It apologised and said it would upgrade its systems to prevent future tragedies.

It also said those responsible for the strike on the plane would be prosecuted.

Ukraine's president said Iran must take further steps, including an official apology, following the admission.

Volodymyr Zelenskiy said that his country expected ‘assurances’ from Iran of a ‘full and open investigation, bringing the perpetrators to justice’.

He added that Ukraine expected the ‘paying of compensation’ and ‘official apologies through diplomatic channels’.

He also expressed hope for the continuation of the crash investigation without delay. A team of Ukrainian investigators is already in Iran.

‘Our 45 specialists should get full access and cooperation to establish justice,’ he said.

Iran's acknowledgement of responsibility for the crash was likely to inflame public sentiment against authorities after Iranians had rallied around their leaders after Gen Soleimani's killing.

The general was seen as a national icon, and hundreds of thousands of people had turned out for funeral processions across the country.

But the majority of the plane crash victims were Iranians or Iranian-Canadians, and the crash came just weeks after authorities quashed nationwide protests ignited by a rise in petrol prices.

Iran's President Hassan Rouhani blamed the tragedy on ‘threats and bullying’ by the US after the killing of Gen Soleimani.

He expressed condolences to families of the victims, and he called for a ‘full investigation’ and the prosecution of those responsible.

‘A sad day,’ Iran's Foreign Minister Mohammad Javad Zarif tweeted. ‘Human error at time of crisis caused by US adventurism led to disaster. Our profound regrets, apologies and condolences to our people, to the families of all victims, and to other affected nations.’

The jetliner, a Boeing 737 operated by Ukrainian International Airlines, went down on the outskirts of Tehran shortly after taking off from Imam Khomeini International Airport.

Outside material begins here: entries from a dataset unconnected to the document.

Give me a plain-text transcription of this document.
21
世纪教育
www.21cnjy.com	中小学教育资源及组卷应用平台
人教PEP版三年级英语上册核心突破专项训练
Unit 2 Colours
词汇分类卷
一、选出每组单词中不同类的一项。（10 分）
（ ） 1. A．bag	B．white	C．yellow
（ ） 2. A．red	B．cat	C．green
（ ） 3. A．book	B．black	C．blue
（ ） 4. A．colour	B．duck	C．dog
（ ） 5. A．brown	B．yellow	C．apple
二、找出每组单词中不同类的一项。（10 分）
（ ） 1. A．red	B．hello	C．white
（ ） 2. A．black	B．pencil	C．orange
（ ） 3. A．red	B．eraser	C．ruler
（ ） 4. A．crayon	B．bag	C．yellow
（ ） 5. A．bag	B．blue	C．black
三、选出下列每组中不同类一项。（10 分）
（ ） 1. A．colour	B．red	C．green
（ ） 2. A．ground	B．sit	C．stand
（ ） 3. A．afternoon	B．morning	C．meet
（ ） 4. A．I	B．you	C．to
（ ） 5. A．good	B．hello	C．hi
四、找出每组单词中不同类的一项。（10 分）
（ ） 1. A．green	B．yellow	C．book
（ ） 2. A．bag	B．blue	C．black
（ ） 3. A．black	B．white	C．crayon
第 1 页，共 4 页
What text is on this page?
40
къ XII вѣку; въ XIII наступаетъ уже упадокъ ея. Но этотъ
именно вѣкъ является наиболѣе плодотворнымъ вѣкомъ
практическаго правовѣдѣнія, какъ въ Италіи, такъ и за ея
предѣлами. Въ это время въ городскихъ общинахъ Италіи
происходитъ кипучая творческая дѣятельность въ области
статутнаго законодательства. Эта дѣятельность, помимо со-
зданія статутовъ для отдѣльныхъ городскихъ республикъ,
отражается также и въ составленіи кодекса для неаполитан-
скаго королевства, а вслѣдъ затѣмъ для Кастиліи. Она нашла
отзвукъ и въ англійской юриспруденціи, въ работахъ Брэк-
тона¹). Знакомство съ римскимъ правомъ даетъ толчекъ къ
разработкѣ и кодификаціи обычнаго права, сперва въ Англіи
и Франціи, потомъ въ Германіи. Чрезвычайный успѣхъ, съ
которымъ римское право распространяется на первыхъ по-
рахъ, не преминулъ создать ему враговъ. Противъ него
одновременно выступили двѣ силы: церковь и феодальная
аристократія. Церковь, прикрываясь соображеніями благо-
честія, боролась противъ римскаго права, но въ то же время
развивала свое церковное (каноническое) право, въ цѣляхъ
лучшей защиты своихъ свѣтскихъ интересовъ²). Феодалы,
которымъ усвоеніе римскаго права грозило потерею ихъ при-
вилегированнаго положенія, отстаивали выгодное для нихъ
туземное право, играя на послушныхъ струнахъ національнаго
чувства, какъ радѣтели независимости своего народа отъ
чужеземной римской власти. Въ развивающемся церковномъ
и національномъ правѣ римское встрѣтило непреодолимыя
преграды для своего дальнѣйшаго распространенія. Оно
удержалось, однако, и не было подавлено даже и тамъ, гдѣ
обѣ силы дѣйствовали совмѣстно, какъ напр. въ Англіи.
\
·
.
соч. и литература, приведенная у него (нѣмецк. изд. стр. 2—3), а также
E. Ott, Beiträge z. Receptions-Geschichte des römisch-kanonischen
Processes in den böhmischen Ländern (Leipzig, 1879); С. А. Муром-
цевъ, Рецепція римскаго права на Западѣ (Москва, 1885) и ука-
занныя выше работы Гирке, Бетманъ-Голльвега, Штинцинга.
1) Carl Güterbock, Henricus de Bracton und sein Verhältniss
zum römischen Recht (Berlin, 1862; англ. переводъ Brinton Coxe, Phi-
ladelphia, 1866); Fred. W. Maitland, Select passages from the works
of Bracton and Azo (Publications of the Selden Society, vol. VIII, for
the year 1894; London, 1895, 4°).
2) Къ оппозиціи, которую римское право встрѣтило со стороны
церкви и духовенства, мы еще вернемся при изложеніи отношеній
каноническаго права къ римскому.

Iran had denied for several days that a missile caused the crash. But then the US and Canada, citing intelligence, said they believed Iran shot down the aircraft with a surface-to-air missile, a conclusion supported by videos of the incident.

The plane, en route to the Ukrainian capital of Kyiv, was carrying 167 passengers and nine crew members from several countries, including 82 Iranians, 57 Canadians and 11 Ukrainians, according to officials. The Canadian government had earlier lowered the nation's death toll from 63.

‘This is the right step for the Iranian government to admit responsibility, and it gives people a step toward closure with this admission,’ said Payman Parseyan, a prominent Iranian-Canadian in western Canada who lost a number of friends in the crash.

‘I think the investigation would have disclosed it whether they admitted it or not. This will give them an opportunity to save face.’